A meeting of the Austin city council’s Public Health and Human Services Committee drew a hefty crowd to City Hall Tuesday afternoon, many waving mock-ups of vintage cigarette advertisements for brands “recommended” by doctors and dentists.
The committee met in the council chambers where the audience was nearly full thanks to a call to arms issued by a group called Fluoride Free Austin, whose members want the city to stop putting fluoride in city water. They compared the once prevalent support of cigarettes to the current support of fluoridation.
Members of the group have spoken during public comment periods before, but Tuesday was the first time an agenda item came before a council committee.
Council member Randi Shade presided over the at times rowdy meeting, alongside council member Laura Morrison and Mayor Pro Tem Mike Martinez.

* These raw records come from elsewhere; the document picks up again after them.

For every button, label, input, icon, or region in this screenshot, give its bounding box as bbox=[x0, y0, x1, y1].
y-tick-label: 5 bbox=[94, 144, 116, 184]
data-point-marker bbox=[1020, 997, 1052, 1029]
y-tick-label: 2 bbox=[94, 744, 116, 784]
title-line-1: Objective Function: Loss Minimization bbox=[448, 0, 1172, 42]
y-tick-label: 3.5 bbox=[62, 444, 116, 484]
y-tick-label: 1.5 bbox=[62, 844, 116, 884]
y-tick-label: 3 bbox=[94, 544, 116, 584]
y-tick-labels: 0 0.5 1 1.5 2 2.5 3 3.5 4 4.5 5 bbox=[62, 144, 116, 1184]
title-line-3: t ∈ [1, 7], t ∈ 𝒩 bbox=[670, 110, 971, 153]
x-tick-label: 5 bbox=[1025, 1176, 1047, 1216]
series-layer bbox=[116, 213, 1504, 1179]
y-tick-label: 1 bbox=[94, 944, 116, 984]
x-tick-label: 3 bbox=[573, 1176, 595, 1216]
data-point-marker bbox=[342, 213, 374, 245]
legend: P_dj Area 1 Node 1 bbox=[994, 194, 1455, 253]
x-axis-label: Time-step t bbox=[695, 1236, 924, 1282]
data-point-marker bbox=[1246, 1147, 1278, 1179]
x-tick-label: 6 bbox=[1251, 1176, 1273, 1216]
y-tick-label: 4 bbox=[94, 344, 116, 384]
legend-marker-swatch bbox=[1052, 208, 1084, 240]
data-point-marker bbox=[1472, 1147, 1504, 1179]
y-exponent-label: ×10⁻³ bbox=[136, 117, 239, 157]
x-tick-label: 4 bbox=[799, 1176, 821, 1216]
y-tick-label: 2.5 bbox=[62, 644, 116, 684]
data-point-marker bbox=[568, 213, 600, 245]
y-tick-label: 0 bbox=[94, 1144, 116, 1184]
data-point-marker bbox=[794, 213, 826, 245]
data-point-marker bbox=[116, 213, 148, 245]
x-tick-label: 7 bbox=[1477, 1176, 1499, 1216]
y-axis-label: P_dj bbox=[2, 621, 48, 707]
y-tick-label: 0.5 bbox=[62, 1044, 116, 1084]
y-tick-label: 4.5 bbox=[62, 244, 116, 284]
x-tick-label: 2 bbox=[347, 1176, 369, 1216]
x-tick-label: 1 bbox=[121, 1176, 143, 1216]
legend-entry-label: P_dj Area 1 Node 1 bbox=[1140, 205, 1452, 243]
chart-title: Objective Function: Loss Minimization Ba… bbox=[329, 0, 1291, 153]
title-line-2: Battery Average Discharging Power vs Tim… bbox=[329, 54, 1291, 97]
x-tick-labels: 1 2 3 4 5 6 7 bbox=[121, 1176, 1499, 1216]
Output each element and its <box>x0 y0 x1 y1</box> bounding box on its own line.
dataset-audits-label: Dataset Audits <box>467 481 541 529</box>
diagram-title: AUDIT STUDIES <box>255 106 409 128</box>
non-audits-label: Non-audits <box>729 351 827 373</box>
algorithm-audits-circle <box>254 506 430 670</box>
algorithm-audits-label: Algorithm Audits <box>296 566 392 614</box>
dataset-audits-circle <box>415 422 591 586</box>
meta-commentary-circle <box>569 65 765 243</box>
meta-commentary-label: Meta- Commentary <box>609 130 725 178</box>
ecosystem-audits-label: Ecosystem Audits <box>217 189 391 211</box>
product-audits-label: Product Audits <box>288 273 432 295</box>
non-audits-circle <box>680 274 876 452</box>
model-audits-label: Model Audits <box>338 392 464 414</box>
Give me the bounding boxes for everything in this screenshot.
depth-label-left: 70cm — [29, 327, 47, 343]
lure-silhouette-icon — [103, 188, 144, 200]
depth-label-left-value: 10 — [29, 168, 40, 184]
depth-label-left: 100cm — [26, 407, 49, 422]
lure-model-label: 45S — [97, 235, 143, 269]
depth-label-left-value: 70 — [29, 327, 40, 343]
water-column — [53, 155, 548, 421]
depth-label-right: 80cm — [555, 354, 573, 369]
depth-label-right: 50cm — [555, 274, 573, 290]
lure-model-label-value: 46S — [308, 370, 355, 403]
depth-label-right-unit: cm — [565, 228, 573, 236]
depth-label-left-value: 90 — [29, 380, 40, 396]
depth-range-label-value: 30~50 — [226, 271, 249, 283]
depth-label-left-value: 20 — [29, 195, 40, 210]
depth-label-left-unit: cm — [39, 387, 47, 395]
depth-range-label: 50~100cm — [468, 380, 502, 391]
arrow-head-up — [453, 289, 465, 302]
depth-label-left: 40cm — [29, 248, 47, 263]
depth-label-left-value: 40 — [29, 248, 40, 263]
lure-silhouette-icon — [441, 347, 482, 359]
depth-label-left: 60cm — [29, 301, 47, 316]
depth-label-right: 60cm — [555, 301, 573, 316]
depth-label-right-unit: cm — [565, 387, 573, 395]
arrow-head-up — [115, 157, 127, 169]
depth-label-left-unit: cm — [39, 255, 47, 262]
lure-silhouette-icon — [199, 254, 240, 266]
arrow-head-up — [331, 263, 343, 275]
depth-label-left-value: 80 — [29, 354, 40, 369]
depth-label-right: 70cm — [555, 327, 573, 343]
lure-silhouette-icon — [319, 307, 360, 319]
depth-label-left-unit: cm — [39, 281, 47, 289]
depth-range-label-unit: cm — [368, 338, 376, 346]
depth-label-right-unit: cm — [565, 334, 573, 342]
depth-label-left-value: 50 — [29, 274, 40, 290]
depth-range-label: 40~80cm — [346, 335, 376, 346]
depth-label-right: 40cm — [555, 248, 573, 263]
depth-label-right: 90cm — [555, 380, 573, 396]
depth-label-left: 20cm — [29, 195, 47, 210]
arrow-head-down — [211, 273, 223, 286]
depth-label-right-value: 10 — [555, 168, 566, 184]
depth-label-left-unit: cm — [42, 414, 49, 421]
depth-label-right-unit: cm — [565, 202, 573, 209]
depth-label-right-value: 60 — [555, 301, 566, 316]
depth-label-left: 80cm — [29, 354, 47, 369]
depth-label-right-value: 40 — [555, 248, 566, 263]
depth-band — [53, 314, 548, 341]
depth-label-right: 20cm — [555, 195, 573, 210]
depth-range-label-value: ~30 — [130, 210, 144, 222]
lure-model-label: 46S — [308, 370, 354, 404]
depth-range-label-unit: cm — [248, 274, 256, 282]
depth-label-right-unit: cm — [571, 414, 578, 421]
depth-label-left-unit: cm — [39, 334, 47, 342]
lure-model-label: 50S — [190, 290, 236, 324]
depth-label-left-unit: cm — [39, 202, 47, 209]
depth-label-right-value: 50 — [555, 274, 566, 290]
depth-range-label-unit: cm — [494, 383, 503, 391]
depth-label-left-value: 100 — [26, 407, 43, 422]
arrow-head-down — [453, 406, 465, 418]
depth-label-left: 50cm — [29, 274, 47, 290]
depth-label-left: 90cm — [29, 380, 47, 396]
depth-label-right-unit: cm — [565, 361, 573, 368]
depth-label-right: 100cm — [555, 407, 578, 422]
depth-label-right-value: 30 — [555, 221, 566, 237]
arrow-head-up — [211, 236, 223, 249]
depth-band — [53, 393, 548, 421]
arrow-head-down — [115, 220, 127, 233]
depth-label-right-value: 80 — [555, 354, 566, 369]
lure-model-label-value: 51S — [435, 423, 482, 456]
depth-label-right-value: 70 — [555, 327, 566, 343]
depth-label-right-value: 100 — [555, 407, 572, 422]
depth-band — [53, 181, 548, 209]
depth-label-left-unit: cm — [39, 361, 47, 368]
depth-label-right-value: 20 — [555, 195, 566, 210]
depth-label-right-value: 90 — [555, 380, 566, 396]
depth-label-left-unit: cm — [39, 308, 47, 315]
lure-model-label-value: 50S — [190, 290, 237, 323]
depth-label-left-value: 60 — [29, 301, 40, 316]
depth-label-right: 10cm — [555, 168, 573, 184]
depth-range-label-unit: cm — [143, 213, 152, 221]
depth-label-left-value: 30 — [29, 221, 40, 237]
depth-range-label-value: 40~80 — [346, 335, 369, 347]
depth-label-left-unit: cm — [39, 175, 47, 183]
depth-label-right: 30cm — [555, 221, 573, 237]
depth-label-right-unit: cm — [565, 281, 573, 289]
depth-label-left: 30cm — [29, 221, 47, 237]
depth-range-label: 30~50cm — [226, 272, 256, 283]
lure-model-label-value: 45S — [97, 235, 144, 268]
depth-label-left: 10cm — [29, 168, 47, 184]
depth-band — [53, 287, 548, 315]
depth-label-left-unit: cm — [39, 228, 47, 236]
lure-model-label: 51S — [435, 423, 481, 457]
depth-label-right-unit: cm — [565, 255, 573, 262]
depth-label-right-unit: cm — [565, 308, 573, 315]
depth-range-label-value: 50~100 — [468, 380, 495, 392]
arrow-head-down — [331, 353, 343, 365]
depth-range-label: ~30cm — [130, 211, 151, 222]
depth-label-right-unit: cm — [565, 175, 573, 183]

“This is the first conversation about this for us,” Shade said. “It may seem very simple to you who spend hundreds of hours on this, but it’s not to us.”
Dr. Philip Huang, medical director of the Austin/Travis County Health and Human Services Department, and Jane Burazer, assistant director of Austin Water Utility, spoke in favor of continuing to fluoridate the water as it has done since the 1970s.
Austin city water currently contains .7 parts per million of fluoride in the water, which is in line with the most recent recommendation from the Center for Disease Control. The annual cost of the program – with labor and maintenance of the fluoridation system – is $489,717, Burazer said, or about 55 cents per capita.
“At this point in time, I’ve looked at the evidence and I don’t see any need to overturn the fluoridation policy,” Huang said.
On the pro-fluoride side, Huang and Burazer pointed to information from the CDC and Environmental Protection Agency that seems to affirm that there is nothing harmful about water fluoridation.
The EPA sites the unsafe level of fluoridation at 4 parts per million, Burazer said. The CDC’s webpage calls water fluoridation one of the 10 greatest public health achievements of the 20th Century for helping to prevent tooth decay.
On the other side of the issue, members from Flouride Free Austin ranging from everyday citizens to doctors and dentists pointed to other information from the CDC and EPA that they cast in a different light, as well as other studies and information such as a recommendation from the American Dental Association that infant formula not be mixed using fluoridated water.
Neil Carman, a doctor who spoke for Fluoride Free Austin, said the problem isn’t fluoride itself – which is naturally occurring in Austin’s water at about .2 parts per million – but that the additional fluoridation is done with a chemical compound containing fluoride as well as other toxic chemicals.
“To look at the toxicity of this has not been done,” he said.
Some members of the group referred to the city’s fluoridation process as “poisoning” the water with the risk of thyroid and bone problems. Some said given the questions about it, fluoridation is just too costly during a budget crunch. Others said it’s mass medicating the population without their consent.
“Even if it is good for you, do you know any other drug that is dispensed in a one-size-fits-all to everyone without a prescription or consent?” said group member Paul Norris.
While many of those who spoke before the council Tuesday were respectful to the council members behind the dais, there were hecklers in the crowd and one anti-fluoridation speaker from the community accused the council of receiving financial gain from continuing fluoridation.
At the end of the meeting, Shade issued a rebuke to the hecklers.
“We’ve opened up a dialogue. Ultimately it’s a decision of the council, and we’re going to have to get there. We’ll do our homework, but attacking us as corrupt is not the right way to go,” Shade said.